Niecierpliwy dzwonek odezwał się znowu, więc Seta przekręcił zasuwy, odemknął ciężką,
żelazną furtę i wyjrzał przez próg. Na ulicy było ciemno, tylko czerwone światełka jarzące się
z tyłu paki wydobywały z mroku zarys wielkiego ciężarowego stara. Plandeka była
podwinięta, dokoła stało kilku żołnierzy... I jeszcze oficer, i jakiś mężczyzna ubrany po
cywilnemu.
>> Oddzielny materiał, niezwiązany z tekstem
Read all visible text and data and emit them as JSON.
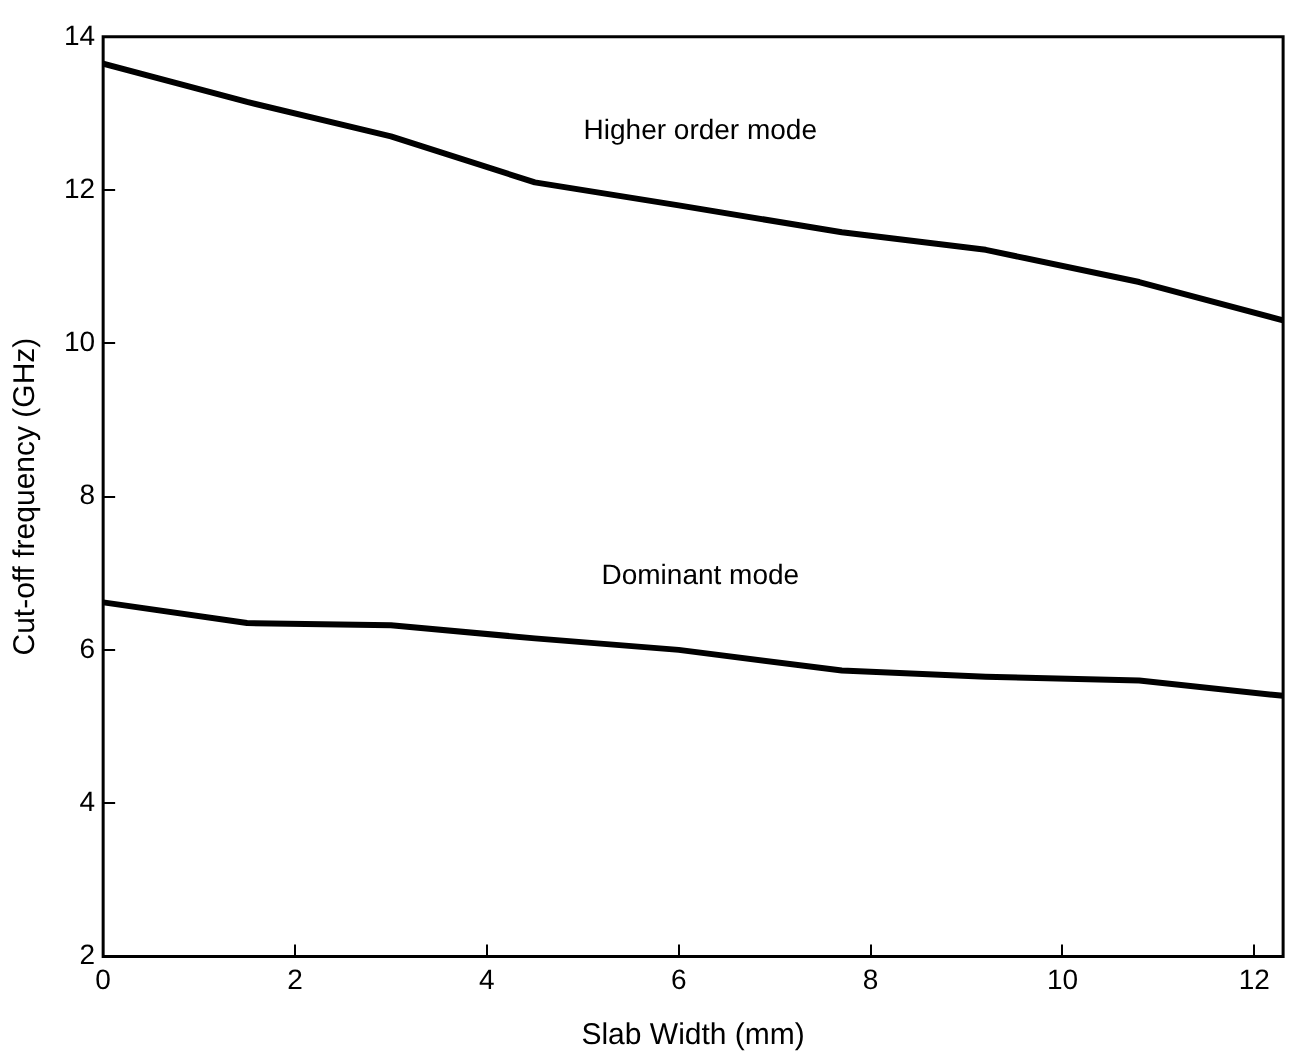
{
  "chart_data": {
    "type": "line",
    "xlabel": "Slab Width (mm)",
    "ylabel": "Cut-off frequency (GHz)",
    "xlim": [
      0,
      12.3
    ],
    "xticks": [
      0,
      2,
      4,
      6,
      8,
      10,
      12
    ],
    "ylim": [
      2,
      14
    ],
    "yticks": [
      2,
      4,
      6,
      8,
      10,
      12,
      14
    ],
    "grid": false,
    "legend": false,
    "marker": "none",
    "line_style": "solid",
    "x": [
      0,
      1.5,
      3,
      4.5,
      6,
      7.7,
      9.2,
      10.8,
      12.3
    ],
    "series": [
      {
        "name": "Higher order mode",
        "color": "#000000",
        "values": [
          13.65,
          13.15,
          12.7,
          12.1,
          11.8,
          11.45,
          11.22,
          10.8,
          10.3
        ]
      },
      {
        "name": "Dominant mode",
        "color": "#000000",
        "values": [
          6.62,
          6.35,
          6.32,
          6.15,
          6.0,
          5.73,
          5.65,
          5.6,
          5.4
        ]
      }
    ]
  }
}
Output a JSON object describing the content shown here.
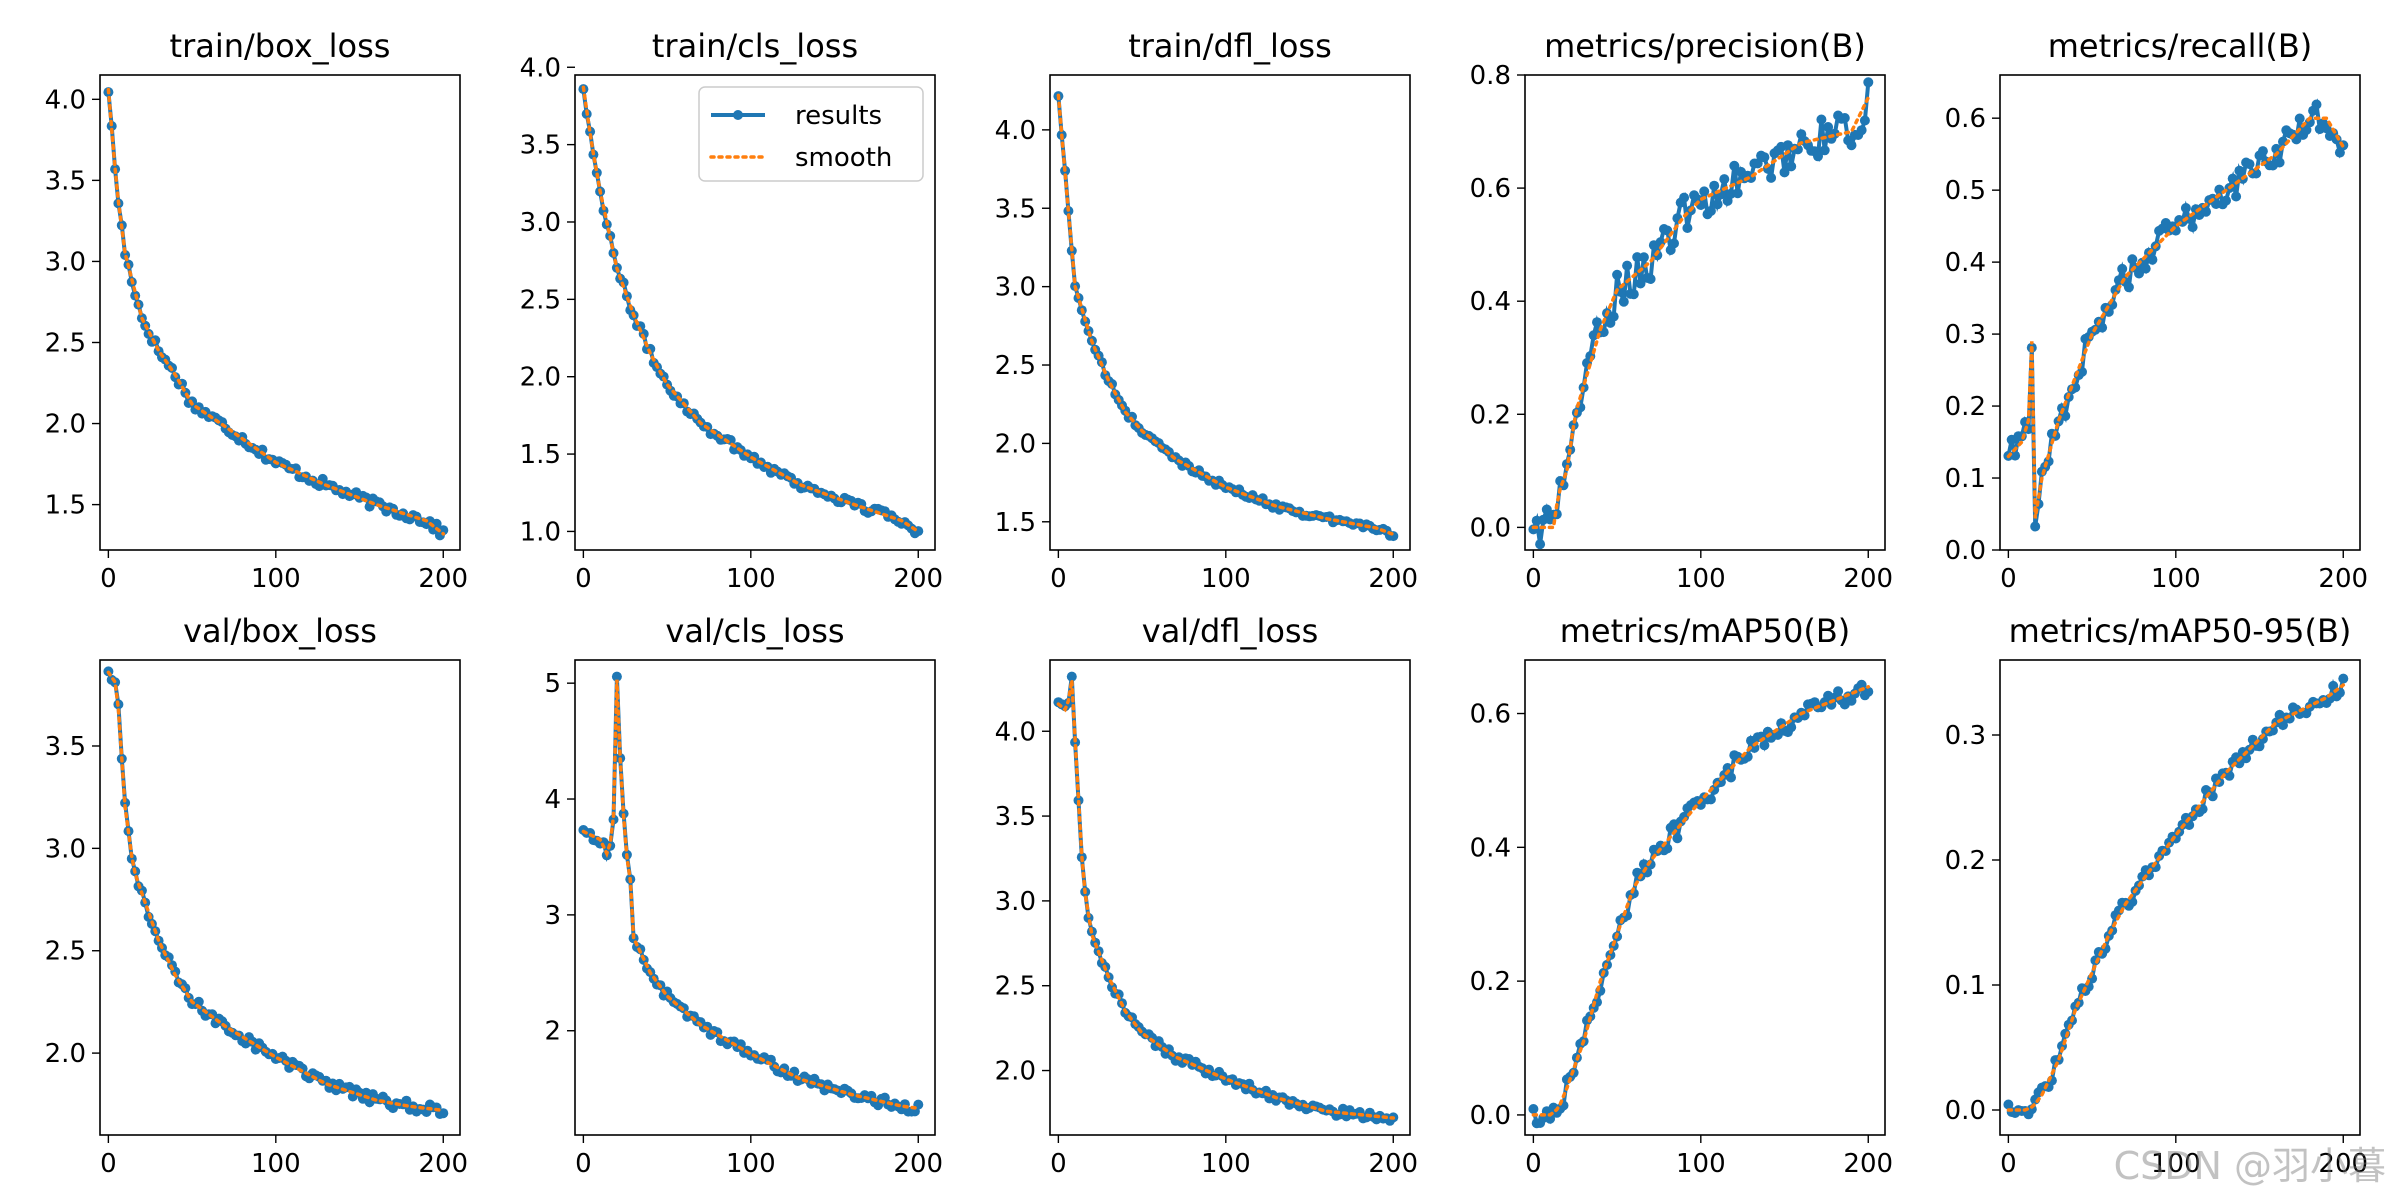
{
  "colors": {
    "results": "#1f77b4",
    "smooth": "#ff7f0e",
    "axis": "#000000"
  },
  "legend": {
    "results_label": "results",
    "smooth_label": "smooth",
    "placement": "upper-right",
    "panel": 1
  },
  "watermark": "CSDN @羽小暮",
  "chart_data": [
    {
      "type": "line",
      "title": "train/box_loss",
      "xlim": [
        -5,
        210
      ],
      "ylim": [
        1.22,
        4.15
      ],
      "xticks": [
        0,
        100,
        200
      ],
      "yticks": [
        1.5,
        2.0,
        2.5,
        3.0,
        3.5,
        4.0
      ],
      "x_end": 200,
      "anchors": [
        [
          0,
          4.06
        ],
        [
          5,
          3.45
        ],
        [
          10,
          3.05
        ],
        [
          20,
          2.65
        ],
        [
          30,
          2.45
        ],
        [
          40,
          2.3
        ],
        [
          50,
          2.12
        ],
        [
          70,
          1.98
        ],
        [
          100,
          1.76
        ],
        [
          130,
          1.62
        ],
        [
          160,
          1.5
        ],
        [
          190,
          1.4
        ],
        [
          200,
          1.32
        ]
      ],
      "noise": 0.03
    },
    {
      "type": "line",
      "title": "train/cls_loss",
      "xlim": [
        -5,
        210
      ],
      "ylim": [
        0.88,
        3.95
      ],
      "xticks": [
        0,
        100,
        200
      ],
      "yticks": [
        1.0,
        1.5,
        2.0,
        2.5,
        3.0,
        3.5,
        4.0
      ],
      "x_end": 200,
      "anchors": [
        [
          0,
          3.87
        ],
        [
          5,
          3.5
        ],
        [
          10,
          3.2
        ],
        [
          20,
          2.7
        ],
        [
          30,
          2.4
        ],
        [
          40,
          2.15
        ],
        [
          50,
          1.95
        ],
        [
          70,
          1.7
        ],
        [
          100,
          1.48
        ],
        [
          130,
          1.3
        ],
        [
          160,
          1.18
        ],
        [
          190,
          1.07
        ],
        [
          200,
          1.0
        ]
      ],
      "noise": 0.03
    },
    {
      "type": "line",
      "title": "train/dfl_loss",
      "xlim": [
        -5,
        210
      ],
      "ylim": [
        1.32,
        4.35
      ],
      "xticks": [
        0,
        100,
        200
      ],
      "yticks": [
        1.5,
        2.0,
        2.5,
        3.0,
        3.5,
        4.0
      ],
      "x_end": 200,
      "anchors": [
        [
          0,
          4.22
        ],
        [
          5,
          3.6
        ],
        [
          10,
          3.0
        ],
        [
          20,
          2.65
        ],
        [
          30,
          2.4
        ],
        [
          40,
          2.2
        ],
        [
          50,
          2.08
        ],
        [
          70,
          1.9
        ],
        [
          100,
          1.72
        ],
        [
          130,
          1.6
        ],
        [
          160,
          1.52
        ],
        [
          190,
          1.46
        ],
        [
          200,
          1.42
        ]
      ],
      "noise": 0.02
    },
    {
      "type": "line",
      "title": "metrics/precision(B)",
      "xlim": [
        -5,
        210
      ],
      "ylim": [
        -0.04,
        0.8
      ],
      "xticks": [
        0,
        100,
        200
      ],
      "yticks": [
        0.0,
        0.2,
        0.4,
        0.6,
        0.8
      ],
      "x_end": 200,
      "anchors": [
        [
          0,
          0.0
        ],
        [
          12,
          0.0
        ],
        [
          15,
          0.06
        ],
        [
          20,
          0.1
        ],
        [
          25,
          0.2
        ],
        [
          30,
          0.25
        ],
        [
          40,
          0.35
        ],
        [
          50,
          0.42
        ],
        [
          70,
          0.47
        ],
        [
          90,
          0.55
        ],
        [
          100,
          0.58
        ],
        [
          130,
          0.62
        ],
        [
          160,
          0.68
        ],
        [
          190,
          0.7
        ],
        [
          200,
          0.76
        ]
      ],
      "noise": 0.035
    },
    {
      "type": "line",
      "title": "metrics/recall(B)",
      "xlim": [
        -5,
        210
      ],
      "ylim": [
        0.0,
        0.66
      ],
      "xticks": [
        0,
        100,
        200
      ],
      "yticks": [
        0.0,
        0.1,
        0.2,
        0.3,
        0.4,
        0.5,
        0.6
      ],
      "x_end": 200,
      "anchors": [
        [
          0,
          0.13
        ],
        [
          8,
          0.15
        ],
        [
          12,
          0.18
        ],
        [
          14,
          0.29
        ],
        [
          15,
          0.03
        ],
        [
          20,
          0.1
        ],
        [
          30,
          0.18
        ],
        [
          40,
          0.24
        ],
        [
          50,
          0.3
        ],
        [
          70,
          0.38
        ],
        [
          100,
          0.45
        ],
        [
          130,
          0.5
        ],
        [
          160,
          0.55
        ],
        [
          180,
          0.6
        ],
        [
          190,
          0.6
        ],
        [
          200,
          0.56
        ]
      ],
      "noise": 0.02
    },
    {
      "type": "line",
      "title": "val/box_loss",
      "xlim": [
        -5,
        210
      ],
      "ylim": [
        1.6,
        3.92
      ],
      "xticks": [
        0,
        100,
        200
      ],
      "yticks": [
        2.0,
        2.5,
        3.0,
        3.5
      ],
      "x_end": 200,
      "anchors": [
        [
          0,
          3.86
        ],
        [
          5,
          3.8
        ],
        [
          10,
          3.2
        ],
        [
          15,
          2.9
        ],
        [
          20,
          2.78
        ],
        [
          30,
          2.55
        ],
        [
          40,
          2.38
        ],
        [
          50,
          2.25
        ],
        [
          70,
          2.13
        ],
        [
          100,
          1.98
        ],
        [
          130,
          1.85
        ],
        [
          160,
          1.77
        ],
        [
          180,
          1.74
        ],
        [
          200,
          1.72
        ]
      ],
      "noise": 0.025
    },
    {
      "type": "line",
      "title": "val/cls_loss",
      "xlim": [
        -5,
        210
      ],
      "ylim": [
        1.1,
        5.2
      ],
      "xticks": [
        0,
        100,
        200
      ],
      "yticks": [
        2,
        3,
        4,
        5
      ],
      "x_end": 200,
      "anchors": [
        [
          0,
          3.72
        ],
        [
          10,
          3.65
        ],
        [
          15,
          3.5
        ],
        [
          18,
          3.85
        ],
        [
          20,
          5.03
        ],
        [
          22,
          4.35
        ],
        [
          25,
          3.6
        ],
        [
          28,
          3.3
        ],
        [
          30,
          2.8
        ],
        [
          40,
          2.5
        ],
        [
          50,
          2.3
        ],
        [
          70,
          2.05
        ],
        [
          100,
          1.8
        ],
        [
          130,
          1.58
        ],
        [
          160,
          1.45
        ],
        [
          190,
          1.35
        ],
        [
          200,
          1.33
        ]
      ],
      "noise": 0.04
    },
    {
      "type": "line",
      "title": "val/dfl_loss",
      "xlim": [
        -5,
        210
      ],
      "ylim": [
        1.62,
        4.42
      ],
      "xticks": [
        0,
        100,
        200
      ],
      "yticks": [
        2.0,
        2.5,
        3.0,
        3.5,
        4.0
      ],
      "x_end": 200,
      "anchors": [
        [
          0,
          4.16
        ],
        [
          5,
          4.12
        ],
        [
          8,
          4.3
        ],
        [
          12,
          3.6
        ],
        [
          15,
          3.1
        ],
        [
          20,
          2.8
        ],
        [
          30,
          2.55
        ],
        [
          40,
          2.35
        ],
        [
          50,
          2.22
        ],
        [
          70,
          2.08
        ],
        [
          100,
          1.95
        ],
        [
          130,
          1.84
        ],
        [
          160,
          1.76
        ],
        [
          200,
          1.72
        ]
      ],
      "noise": 0.025
    },
    {
      "type": "line",
      "title": "metrics/mAP50(B)",
      "xlim": [
        -5,
        210
      ],
      "ylim": [
        -0.03,
        0.68
      ],
      "xticks": [
        0,
        100,
        200
      ],
      "yticks": [
        0.0,
        0.2,
        0.4,
        0.6
      ],
      "x_end": 200,
      "anchors": [
        [
          0,
          0.0
        ],
        [
          10,
          0.0
        ],
        [
          15,
          0.01
        ],
        [
          20,
          0.04
        ],
        [
          30,
          0.11
        ],
        [
          40,
          0.2
        ],
        [
          50,
          0.27
        ],
        [
          60,
          0.34
        ],
        [
          70,
          0.38
        ],
        [
          100,
          0.47
        ],
        [
          130,
          0.55
        ],
        [
          160,
          0.6
        ],
        [
          190,
          0.63
        ],
        [
          200,
          0.64
        ]
      ],
      "noise": 0.015
    },
    {
      "type": "line",
      "title": "metrics/mAP50-95(B)",
      "xlim": [
        -5,
        210
      ],
      "ylim": [
        -0.02,
        0.36
      ],
      "xticks": [
        0,
        100,
        200
      ],
      "yticks": [
        0.0,
        0.1,
        0.2,
        0.3
      ],
      "x_end": 200,
      "anchors": [
        [
          0,
          0.0
        ],
        [
          10,
          0.0
        ],
        [
          15,
          0.003
        ],
        [
          20,
          0.012
        ],
        [
          30,
          0.04
        ],
        [
          40,
          0.08
        ],
        [
          50,
          0.11
        ],
        [
          60,
          0.14
        ],
        [
          70,
          0.165
        ],
        [
          100,
          0.22
        ],
        [
          130,
          0.27
        ],
        [
          160,
          0.31
        ],
        [
          190,
          0.33
        ],
        [
          200,
          0.34
        ]
      ],
      "noise": 0.006
    }
  ]
}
Seta nie widział twarzy. Zresztą padało, tamten miał kapelusz nasunięty na oczy i
postawiony kołnierz płaszcza. W słabym świetle latarki trzymanej przez jednego z żołnierzy
cywil błysnął blachą legitymacji.
- Służba Bezpieczeństwa. Osiem ciał do kremacji.
Seta spojrzał oszołomiony. Ubek, znaczy się, dlatego w cywilu.
- A zaświadczenie od lekarza jest? - zapytał odruchowo. - I zgoda rodziny...
- Jakiego lekarza, idioto - przerwał cywil. - Masz tu rozkaz od pułkownika Bednarskiego. -
Tu, kurwa, debilu, czytaj - promień latarki padł na biały dokument. Do Sety nie bardzo to
wszystko docierało.
- Ruszaj, się, człowieku - rzucił wściekle cywil. - Nie ma czasu!
Żołnierze mocniej odchylili plandekę. W żółtym świetle latarek zabłysły duże worki z czarnej
folii. Dwaj zomowcy chwycili pierwszy z brzegu, zrzucili z chrzęstem na ziemię.
- Dawajcie wózek, do cholery!
Glaca przypadł z tyłu, przyciągnął dwa skrzypiące wózki. Szybko wzięli pierwsze dwa worki,
ciężkie, zimne jak lód, wilgotne od marcowego deszczu. Położyli je na wózki, zaczęli pchać.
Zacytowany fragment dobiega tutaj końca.